El espejo del pasillo me muestra cómo soy en este momento. ¿Cómo o quién? Miro el calendario, que cuelga amenazante junto al espejo. La casilla de hoy está llena de garabatos, con letras diminutas; todo a su alrededor está vacío. Los días venideros, el mes siguiente, todo vacío. Una gota de sudor se desliza con exasperante lentitud desde debajo de la manga corta por mi antebrazo, abriéndose paso entre los vellos rubios. Conteniendo el aliento, vuelvo a hoy. Casi pego la nariz al papel brillante. Descifro con gran esfuerzo lo que dice.

“Sin su último vestido, Marilla se sentía desnuda e indefinida, aunque nada la habría disuadido de acudir al baile bajo la luna cómplice.”

¿Marilla? Abro la puerta junto a la escalera –el espejo esta vez niega mi existencia; no tengo tiempo para detenerme en eso–, entro en la sala de estar y casi tropiezo con el pequeño escalón hacia el salón cuando oigo de pronto bullicio en la calle. “Ve a mirar”, suena; voces de hombres y mujeres mezcladas.
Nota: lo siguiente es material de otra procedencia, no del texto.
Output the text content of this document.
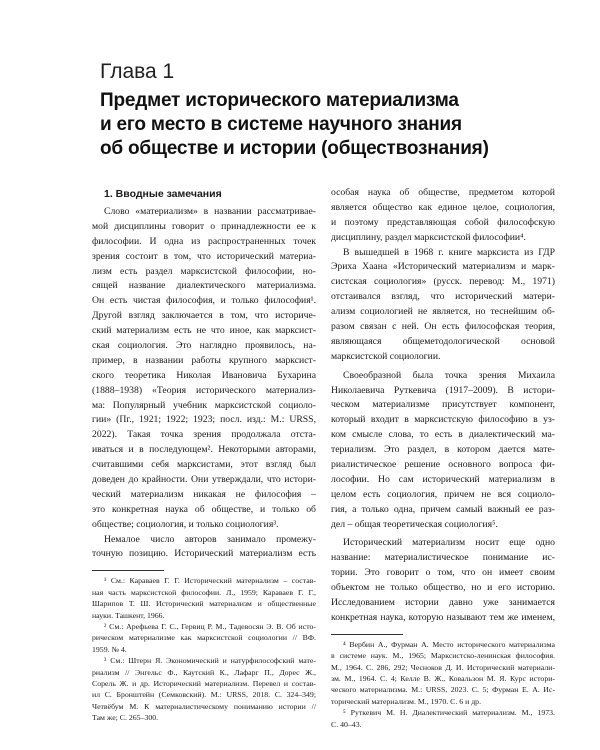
Глава 1
Предмет исторического материализма
и его место в системе научного знания
об обществе и истории (обществознания)
1. Вводные замечания
Слово «материализм» в названии рассматривае-
мой дисциплины говорит о принадлежности ее к
философии. И одна из распространенных точек
зрения состоит в том, что исторический материа-
лизм есть раздел марксистской философии, но-
сящей название диалектического материализма.
Он есть чистая философия, и только философия¹.
Другой взгляд заключается в том, что историче-
ский материализм есть не что иное, как марксист-
ская социология. Это наглядно проявилось, на-
пример, в названии работы крупного марксист-
ского теоретика Николая Ивановича Бухарина
(1888–1938) «Теория исторического материализ-
ма: Популярный учебник марксистской социоло-
гии» (Пг., 1921; 1922; 1923; посл. изд.: М.: URSS,
2022). Такая точка зрения продолжала отста-
иваться и в последующем². Некоторыми авторами,
считавшими себя марксистами, этот взгляд был
доведен до крайности. Они утверждали, что истори-
ческий материализм никакая не философия –
это конкретная наука об обществе, и только об
обществе; социология, и только социология³.
Немалое число авторов занимало промежу-
точную позицию. Исторический материализм есть
¹ См.: Караваев Г. Г. Исторический материализм – состав-
ная часть марксистской философии. Л., 1959; Караваев Г. Г.,
Шарипов Т. Ш. Исторический материализм и общественные
науки. Ташкент, 1966.
² См.: Арефьева Г. С., Гервиц Р. М., Тадевосян Э. В. Об исто-
рическом материализме как марксистской социологии // ВФ.
1959. № 4.
³ См.: Штерн Я. Экономический и натурфилософский мате-
риализм // Энгельс Ф., Каутский К., Лафарг П., Дорес Ж.,
Сорель Ж. и др. Исторический материализм. Перевел и состав-
ил С. Бронштейн (Семковский). М.: URSS, 2018. С. 324–349;
Четвёбум М. К материалистическому пониманию истории //
Там же; С. 265–300.
особая наука об обществе, предметом которой
является общество как единое целое, социология,
и поэтому представляющая собой философскую
дисциплину, раздел марксистской философии⁴.
В вышедшей в 1968 г. книге марксиста из ГДР
Эриха Хаана «Исторический материализм и марк-
систская социология» (русск. перевод: М., 1971)
отстаивался взгляд, что исторический матери-
ализм социологией не является, но теснейшим об-
разом связан с ней. Он есть философская теория,
являющаяся общеметодологической основой
марксистской социологии.
Своеобразной была точка зрения Михаила
Николаевича Руткевича (1917–2009). В истори-
ческом материализме присутствует компонент,
который входит в марксистскую философию в уз-
ком смысле слова, то есть в диалектический ма-
териализм. Это раздел, в котором дается мате-
риалистическое решение основного вопроса фи-
лософии. Но сам исторический материализм в
целом есть социология, причем не вся социоло-
гия, а только одна, причем самый важный ее раз-
дел – общая теоретическая социология⁵.
Исторический материализм носит еще одно
название: материалистическое понимание ис-
тории. Это говорит о том, что он имеет своим
объектом не только общество, но и его историю.
Исследованием истории давно уже занимается
конкретная наука, которую называют тем же именем,
⁴ Вербин А., Фурман А. Место исторического материализма
в системе наук. М., 1965; Марксистско-ленинская философия.
М., 1964. С. 286, 292; Чесноков Д. И. Исторический материали-
зм. М., 1964. С. 4; Келле В. Ж., Ковальзон М. Я. Курс истори-
ческого материализма. М.: URSS, 2023. С. 5; Фурман Е. А. Ис-
торический материализм. М., 1970. С. 6 и др.
⁵ Руткевич М. Н. Диалектический материализм. М., 1973.
С. 40–43.
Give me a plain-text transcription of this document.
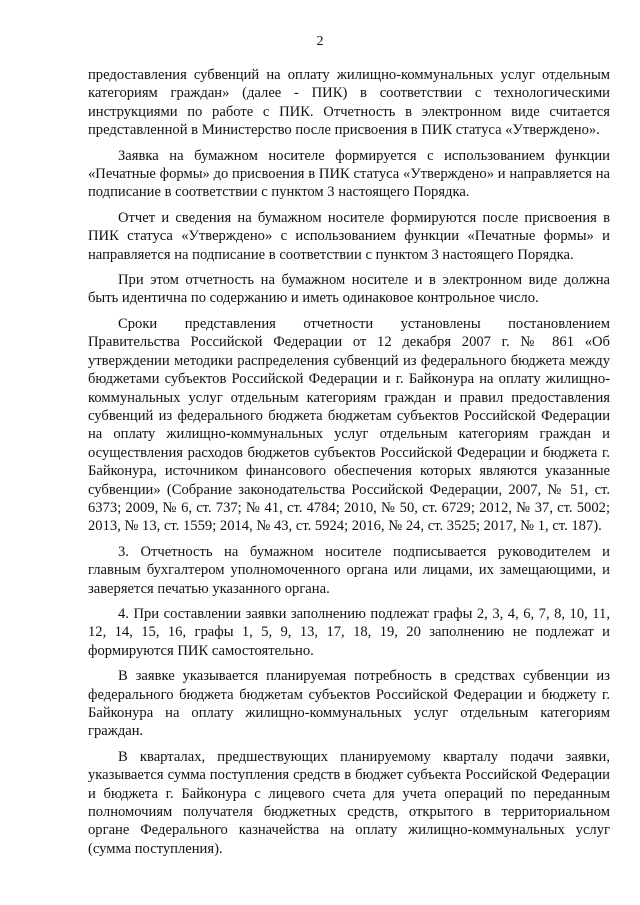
2

предоставления субвенций на оплату жилищно-коммунальных услуг отдельным категориям граждан» (далее - ПИК) в соответствии с технологическими инструкциями по работе с ПИК. Отчетность в электронном виде считается представленной в Министерство после присвоения в ПИК статуса «Утверждено».

Заявка на бумажном носителе формируется с использованием функции «Печатные формы» до присвоения в ПИК статуса «Утверждено» и направляется на подписание в соответствии с пунктом 3 настоящего Порядка.

Отчет и сведения на бумажном носителе формируются после присвоения в ПИК статуса «Утверждено» с использованием функции «Печатные формы» и направляется на подписание в соответствии с пунктом 3 настоящего Порядка.

При этом отчетность на бумажном носителе и в электронном виде должна быть идентична по содержанию и иметь одинаковое контрольное число.

Сроки представления отчетности установлены постановлением Правительства Российской Федерации от 12 декабря 2007 г. № 861 «Об утверждении методики распределения субвенций из федерального бюджета между бюджетами субъектов Российской Федерации и г. Байконура на оплату жилищно-коммунальных услуг отдельным категориям граждан и правил предоставления субвенций из федерального бюджета бюджетам субъектов Российской Федерации на оплату жилищно-коммунальных услуг отдельным категориям граждан и осуществления расходов бюджетов субъектов Российской Федерации и бюджета г. Байконура, источником финансового обеспечения которых являются указанные субвенции» (Собрание законодательства Российской Федерации, 2007, № 51, ст. 6373; 2009, № 6, ст. 737; № 41, ст. 4784; 2010, № 50, ст. 6729; 2012, № 37, ст. 5002; 2013, № 13, ст. 1559; 2014, № 43, ст. 5924; 2016, № 24, ст. 3525; 2017, № 1, ст. 187).

3. Отчетность на бумажном носителе подписывается руководителем и главным бухгалтером уполномоченного органа или лицами, их замещающими, и заверяется печатью указанного органа.

4. При составлении заявки заполнению подлежат графы 2, 3, 4, 6, 7, 8, 10, 11, 12, 14, 15, 16, графы 1, 5, 9, 13, 17, 18, 19, 20 заполнению не подлежат и формируются ПИК самостоятельно.

В заявке указывается планируемая потребность в средствах субвенции из федерального бюджета бюджетам субъектов Российской Федерации и бюджету г. Байконура на оплату жилищно-коммунальных услуг отдельным категориям граждан.

В кварталах, предшествующих планируемому кварталу подачи заявки, указывается сумма поступления средств в бюджет субъекта Российской Федерации и бюджета г. Байконура с лицевого счета для учета операций по переданным полномочиям получателя бюджетных средств, открытого в территориальном органе Федерального казначейства на оплату жилищно-коммунальных услуг (сумма поступления).
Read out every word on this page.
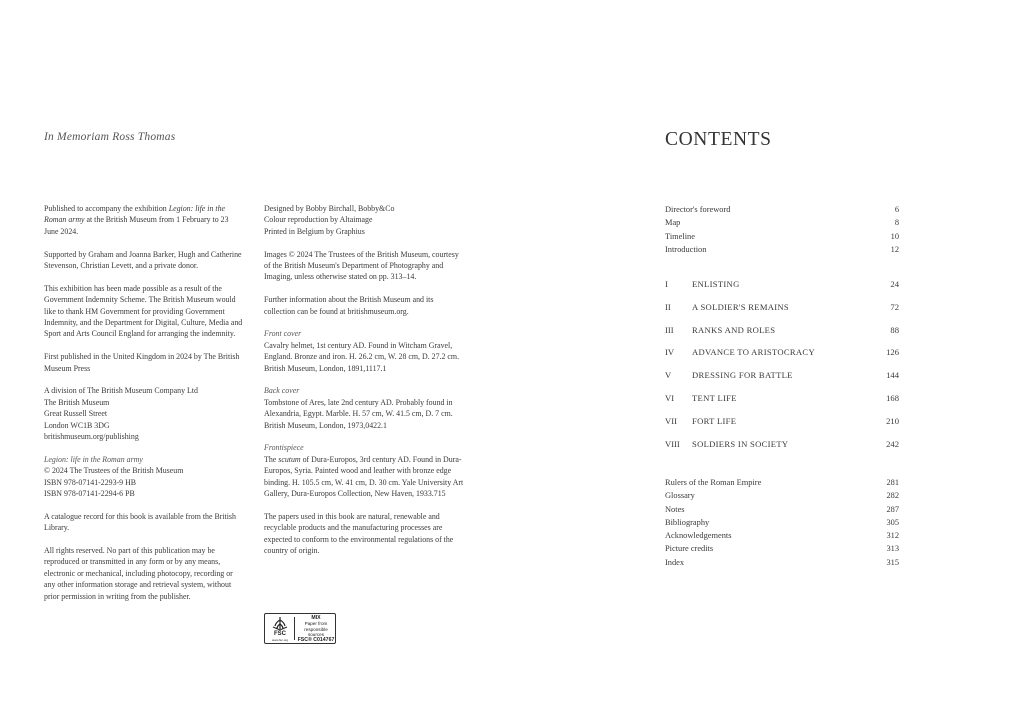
In Memoriam Ross Thomas

Published to accompany the exhibition Legion: life in the Roman army at the British Museum from 1 February to 23 June 2024.

Supported by Graham and Joanna Barker, Hugh and Catherine Stevenson, Christian Levett, and a private donor.

This exhibition has been made possible as a result of the Government Indemnity Scheme. The British Museum would like to thank HM Government for providing Government Indemnity, and the Department for Digital, Culture, Media and Sport and Arts Council England for arranging the indemnity.

First published in the United Kingdom in 2024 by The British Museum Press

A division of The British Museum Company Ltd
The British Museum
Great Russell Street
London WC1B 3DG
britishmuseum.org/publishing
Legion: life in the Roman army
© 2024 The Trustees of the British Museum
ISBN 978-07141-2293-9 HB
ISBN 978-07141-2294-6 PB

A catalogue record for this book is available from the British Library.

All rights reserved. No part of this publication may be reproduced or transmitted in any form or by any means, electronic or mechanical, including photocopy, recording or any other information storage and retrieval system, without prior permission in writing from the publisher.

Designed by Bobby Birchall, Bobby&Co
Colour reproduction by Altaimage
Printed in Belgium by Graphius

Images © 2024 The Trustees of the British Museum, courtesy of the British Museum's Department of Photography and Imaging, unless otherwise stated on pp. 313–14.

Further information about the British Museum and its collection can be found at britishmuseum.org.

Front cover
Cavalry helmet, 1st century AD. Found in Witcham Gravel, England. Bronze and iron. H. 26.2 cm, W. 28 cm, D. 27.2 cm. British Museum, London, 1891,1117.1
Back cover
Tombstone of Ares, late 2nd century AD. Probably found in Alexandria, Egypt. Marble. H. 57 cm, W. 41.5 cm, D. 7 cm. British Museum, London, 1973,0422.1
Frontispiece
The scutum of Dura-Europos, 3rd century AD. Found in Dura-Europos, Syria. Painted wood and leather with bronze edge binding. H. 105.5 cm, W. 41 cm, D. 30 cm. Yale University Art Gallery, Dura-Europos Collection, New Haven, 1933.715

The papers used in this book are natural, renewable and recyclable products and the manufacturing processes are expected to conform to the environmental regulations of the country of origin.

FSC
www.fsc.org
MIX
Paper from
responsible sources
FSC® C014767
CONTENTS
Director's foreword	6
Map	8
Timeline	10
Introduction	12
I	ENLISTING	24
II	A SOLDIER'S REMAINS	72
III	RANKS AND ROLES	88
IV	ADVANCE TO ARISTOCRACY	126
V	DRESSING FOR BATTLE	144
VI	TENT LIFE	168
VII	FORT LIFE	210
VIII	SOLDIERS IN SOCIETY	242
Rulers of the Roman Empire	281
Glossary	282
Notes	287
Bibliography	305
Acknowledgements	312
Picture credits	313
Index	315
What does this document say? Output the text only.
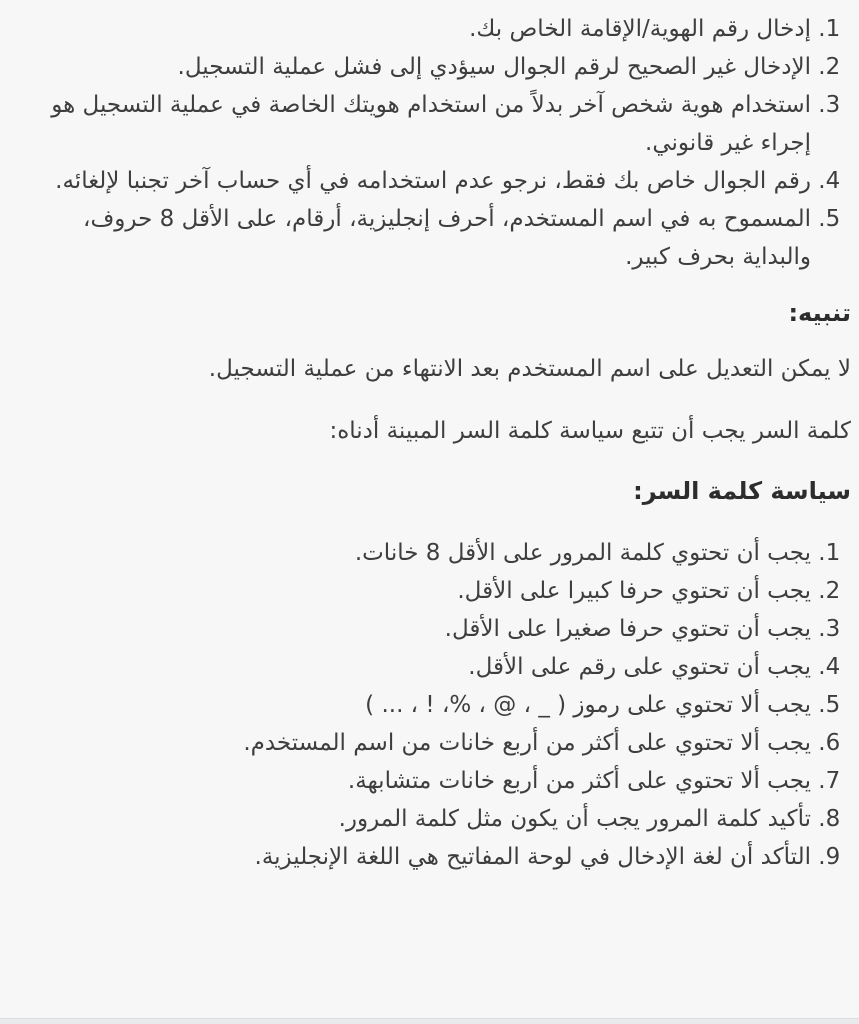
1. إدخال رقم الهوية/الإقامة الخاص بك.
2. الإدخال غير الصحيح لرقم الجوال سيؤدي إلى فشل عملية التسجيل.
3. استخدام هوية شخص آخر بدلاً من استخدام هويتك الخاصة في عملية التسجيل هو إجراء غير قانوني.
4. رقم الجوال خاص بك فقط، نرجو عدم استخدامه في أي حساب آخر تجنبا لإلغائه.
5. المسموح به في اسم المستخدم، أحرف إنجليزية، أرقام، على الأقل 8 حروف، والبداية بحرف كبير.
تنبيه:

لا يمكن التعديل على اسم المستخدم بعد الانتهاء من عملية التسجيل.

كلمة السر يجب أن تتبع سياسة كلمة السر المبينة أدناه:

سياسة كلمة السر:
1. يجب أن تحتوي كلمة المرور على الأقل 8 خانات.
2. يجب أن تحتوي حرفا كبيرا على الأقل.
3. يجب أن تحتوي حرفا صغيرا على الأقل.
4. يجب أن تحتوي على رقم على الأقل.
5. يجب ألا تحتوي على رموز ( _ ، @ ، %، ! ، ... )
6. يجب ألا تحتوي على أكثر من أربع خانات من اسم المستخدم.
7. يجب ألا تحتوي على أكثر من أربع خانات متشابهة.
8. تأكيد كلمة المرور يجب أن يكون مثل كلمة المرور.
9. التأكد أن لغة الإدخال في لوحة المفاتيح هي اللغة الإنجليزية.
En cualquier otro momento habría salido a la calle, pero ahora necesito una respuesta.

El libro de Guido sigue en el sofá. Menos mal. Mi perro se ha enroscado a su alrededor, como guardián de todo lo sagrado. Doy la vuelta al libro y leo la frase que hace un momento –o fue ayer– me parecía laberíntica.

“Su amante enloquecido, este mes Julio, el carbonero, había arrancado la ropa del cuerpo de Marilla y la había golpeado donde nadie lo vería: sobre los pechos y debajo de ellos, en el vientre, en los muslos –los lugares que ella hacía tiempo había entregado al amor y a la furia; los hombres eran colonizadores crueles–; no eran, sin embargo, sus heridas lo que importaba, sino…”

No logro seguir. Otra vez no.

El brocado se siente de pronto húmedo. Así termina la vida, lo sé ahora, temblando en este calor, estremecido dentro de mi vestido, el vestido de Marilla, el vestido de alguien: con una repetición interminable y un “pero”.

Marius Vahlkamp nació en 1975 en Zelzate, en la región neerlandesa de Bélgica. Escribe poesía, autoficción, SH, fantasía y terror desde principios de la década del 2000. En mayo de 2025, la editorial Poespa Producties publicó su novela episódica Geluk, dé handleiding. Consiste en relatos y poemas con una trama principal. «Bovenlijf» se extrajo de este libro. Es una novela sobre el duelo, la añoranza y la búsqueda incesante de la felicidad. Marius también ha publicado una serie de relatos de ciencia ficción en la antología neerlandesa Bijzondere steden, vreemde oorden (publicada por EdgeZero) y ha publicado varios relatos y poemas en la revista digital Out of this World. Se gana la vida enseñando historia del arte y neerlandés en varias ciudades flamencas.